Beim geschäftlichen Kontext geht es um Daten und die semantische Interpretation der Daten im Kontext eines Geschäftsprozesses. Wir müssen die Argumentation über die Daten von den Daten selbst unterscheiden. Algorithmen für künstliche Intelligenz und maschinelles Lernen können nur so gut sein wie die Trainingsdaten, mit denen sie gefüttert werden. Wenn also Transaktionen untersucht werden sollen, z. B. im Hinblick auf die Aufdeckung von Betrug oder Geldwäsche, ist es sinnvoll, die ML-Technologie mit dem Netzwerk von Entitäten zu füttern, das den semantischen Kontext des erwarteten Verbrechensszenarios bildet. Dies könnte durch die Verknüpfung aller potenziellen und verfügbaren relevanten Datenquellen geschehen, z. B. der Daten aller beteiligter CRM-Systeme (Skalierbarkeit in Bezug auf die automatische Generierung von Graphen ist daher eine wichtige Voraussetzung). Im Falle der Rückverfolgbarkeit der Produktwertschöpfungskette eines diskreten Herstellers könnte das relevante Netzwerk von Entitäten die Datenkonnektivität über den gesamten Produktlebenszyklus sein.
Hier ist es wahrscheinlich nicht ausreichend, nur die Sensordaten der Produkte zu analysieren, die in einem Data Lake gespeichert sind. Beide Beispiele verdeutlichen, dass der geschäftliche Kontext durch die Verknüpfung der Daten hergestellt wird, um eine geschäftliche Bedeutung zu erhalten. Dies lässt sich am besten durch eine technologische Methodik namens Enterprise Knowledge Graph erfassen. Letztere stellen das Wissen des Unternehmens durch verbundene Geschäftsobjekte über Prozesse und sogar über Unternehmensgrenzen hinweg dar. Sie können als Abstraktionen von den Geschäftsprozessen betrachtet werden und sind von den Autorensystemen (CRM, ERP, PDM, Data Lakes, etc.) entkoppelt, von denen sie auf agile und automatisierte Weise berechnet und aktualisiert werden. Daher ermöglichen sie eine leichtgewichtige Integration von Daten über Prozesse hinweg, die ein Enterprise Long-Term Memory darstellen. Auf diese Weise könnte ein "zukünftiger fühlender Organismus", wie ihn Siemens-CIO Hanna Hennig beschreibt, KI/ML mit einem unternehmensweiten Gehirn kombinieren, um sinnvolle Schlussfolgerungen zu ziehen.
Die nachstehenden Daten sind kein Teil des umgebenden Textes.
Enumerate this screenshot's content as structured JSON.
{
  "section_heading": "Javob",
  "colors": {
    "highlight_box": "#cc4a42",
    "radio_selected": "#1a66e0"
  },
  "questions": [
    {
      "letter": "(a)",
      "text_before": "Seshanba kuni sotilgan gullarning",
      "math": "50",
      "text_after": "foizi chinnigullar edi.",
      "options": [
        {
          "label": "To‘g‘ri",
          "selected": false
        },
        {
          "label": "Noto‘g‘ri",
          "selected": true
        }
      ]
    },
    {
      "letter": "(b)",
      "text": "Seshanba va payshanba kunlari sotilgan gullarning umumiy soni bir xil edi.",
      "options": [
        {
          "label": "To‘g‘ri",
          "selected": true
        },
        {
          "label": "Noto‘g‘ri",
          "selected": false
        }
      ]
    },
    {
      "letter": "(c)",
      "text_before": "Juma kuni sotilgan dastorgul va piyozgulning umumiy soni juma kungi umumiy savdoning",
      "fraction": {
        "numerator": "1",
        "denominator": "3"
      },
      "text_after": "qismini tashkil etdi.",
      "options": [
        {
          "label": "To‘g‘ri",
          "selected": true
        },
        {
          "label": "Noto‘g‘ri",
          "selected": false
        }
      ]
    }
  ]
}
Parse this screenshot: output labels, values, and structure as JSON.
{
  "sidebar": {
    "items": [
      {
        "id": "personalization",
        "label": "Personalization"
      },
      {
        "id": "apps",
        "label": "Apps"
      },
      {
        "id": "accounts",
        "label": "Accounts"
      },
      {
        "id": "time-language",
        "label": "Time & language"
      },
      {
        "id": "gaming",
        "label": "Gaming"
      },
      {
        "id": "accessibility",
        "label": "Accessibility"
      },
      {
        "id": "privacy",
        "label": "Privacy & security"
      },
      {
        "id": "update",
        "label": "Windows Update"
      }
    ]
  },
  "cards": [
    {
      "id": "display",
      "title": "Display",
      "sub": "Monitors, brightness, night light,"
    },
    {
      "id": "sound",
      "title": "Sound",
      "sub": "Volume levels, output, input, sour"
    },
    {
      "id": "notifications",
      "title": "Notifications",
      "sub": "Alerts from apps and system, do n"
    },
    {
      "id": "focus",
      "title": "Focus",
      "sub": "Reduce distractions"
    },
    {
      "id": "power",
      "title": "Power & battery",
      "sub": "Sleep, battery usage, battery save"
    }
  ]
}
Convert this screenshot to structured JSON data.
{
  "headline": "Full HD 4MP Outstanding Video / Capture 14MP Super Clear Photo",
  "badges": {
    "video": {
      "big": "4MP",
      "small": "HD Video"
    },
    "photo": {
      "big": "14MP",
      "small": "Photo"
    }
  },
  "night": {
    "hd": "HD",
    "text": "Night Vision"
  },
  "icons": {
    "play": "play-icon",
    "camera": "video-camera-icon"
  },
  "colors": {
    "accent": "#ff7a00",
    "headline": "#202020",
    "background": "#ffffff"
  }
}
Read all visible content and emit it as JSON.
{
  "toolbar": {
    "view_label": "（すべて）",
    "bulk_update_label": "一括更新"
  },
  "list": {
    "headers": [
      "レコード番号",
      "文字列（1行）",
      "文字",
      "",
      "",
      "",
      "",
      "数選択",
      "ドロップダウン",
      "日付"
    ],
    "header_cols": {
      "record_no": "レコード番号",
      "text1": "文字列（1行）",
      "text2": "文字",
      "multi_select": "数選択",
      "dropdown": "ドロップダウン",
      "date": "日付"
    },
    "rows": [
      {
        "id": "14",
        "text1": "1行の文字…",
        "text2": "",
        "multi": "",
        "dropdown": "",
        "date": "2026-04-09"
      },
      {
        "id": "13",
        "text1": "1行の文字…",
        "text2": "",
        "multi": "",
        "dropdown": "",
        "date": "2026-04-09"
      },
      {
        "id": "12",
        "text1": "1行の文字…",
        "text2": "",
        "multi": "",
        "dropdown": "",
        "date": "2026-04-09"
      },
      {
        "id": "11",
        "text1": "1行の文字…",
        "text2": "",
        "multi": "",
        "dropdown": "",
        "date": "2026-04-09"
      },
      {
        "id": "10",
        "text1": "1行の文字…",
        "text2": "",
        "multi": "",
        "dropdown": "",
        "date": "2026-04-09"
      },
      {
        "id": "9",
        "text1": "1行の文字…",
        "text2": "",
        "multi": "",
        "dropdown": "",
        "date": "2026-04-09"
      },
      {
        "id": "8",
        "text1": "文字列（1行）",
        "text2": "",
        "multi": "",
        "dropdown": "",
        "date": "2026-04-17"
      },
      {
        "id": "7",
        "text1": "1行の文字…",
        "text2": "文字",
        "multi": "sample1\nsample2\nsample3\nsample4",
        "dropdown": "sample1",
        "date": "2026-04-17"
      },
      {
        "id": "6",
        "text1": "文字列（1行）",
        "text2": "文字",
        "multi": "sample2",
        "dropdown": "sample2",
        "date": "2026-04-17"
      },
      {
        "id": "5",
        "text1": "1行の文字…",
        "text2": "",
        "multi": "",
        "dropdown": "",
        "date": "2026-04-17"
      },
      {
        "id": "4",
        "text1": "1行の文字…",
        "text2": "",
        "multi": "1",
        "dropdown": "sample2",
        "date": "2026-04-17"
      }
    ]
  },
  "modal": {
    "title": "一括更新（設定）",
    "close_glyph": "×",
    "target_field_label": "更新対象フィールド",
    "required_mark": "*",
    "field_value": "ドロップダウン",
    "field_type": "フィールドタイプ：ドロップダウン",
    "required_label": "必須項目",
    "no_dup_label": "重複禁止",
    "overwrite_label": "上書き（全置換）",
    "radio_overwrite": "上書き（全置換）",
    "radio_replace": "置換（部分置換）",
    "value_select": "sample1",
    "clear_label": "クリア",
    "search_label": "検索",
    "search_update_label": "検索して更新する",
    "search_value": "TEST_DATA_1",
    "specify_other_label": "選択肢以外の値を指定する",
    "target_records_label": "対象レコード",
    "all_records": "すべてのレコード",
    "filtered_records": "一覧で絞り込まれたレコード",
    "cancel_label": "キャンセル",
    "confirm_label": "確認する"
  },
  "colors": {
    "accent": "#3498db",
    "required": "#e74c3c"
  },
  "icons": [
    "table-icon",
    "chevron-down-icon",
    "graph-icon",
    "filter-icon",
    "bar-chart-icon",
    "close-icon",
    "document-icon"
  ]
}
Datenwissenschaftler könnten solche semantischen Strukturen mit KI/ML-Methoden kombinieren, um ihre Erkenntnisse zu verbessern. Enterprise Knowledge Graphs können genutzt werden, um im Fall von Geldwäsche die Verbindung zwischen den Punkten herzustellen oder den hybriden Kunden zu materialisieren, aber auch um Rückverfolgungsfunktionen bereitzustellen, wie sie für die Rückverfolgbarkeit von Produkten, die Vorhersage von Auswirkungen von Änderungen oder Wartungsaufgaben gefordert werden. Mit anderen Worten, sie können in verschiedenen Branchen und Geschäftsszenarien eingesetzt werden, um Geschäftskontext zu liefern - überall dort, wo der Einsatz komplexer Konnektivität erforderlich ist, um Geschäftseinblicke zu fördern. Ein großer Vorteil ist, dass sie automatisch aus vorhandenen Unternehmensdaten berechnet werden können. Sie fungieren als prozessübergreifende, leichtgewichtige Datenkonnektivitätsgeräte und können ohne Änderung der bestehenden Prozesse implementiert werden. Der Return on Investment ist somit innerhalb von Wochen gegeben. Enterprise Knowledge Graphs werden von allen großen Tech-Plattformen wie Amazon, Google, Facebook, etc. verwendet, um Geschäftsobjekte zu verbinden und geschäftlichen Kontext über Personen oder Produkte und andere Inhalte zu liefern. Ich denke, es ist an der Zeit, dass sie auch in industriellen Umgebungen eingesetzt werden.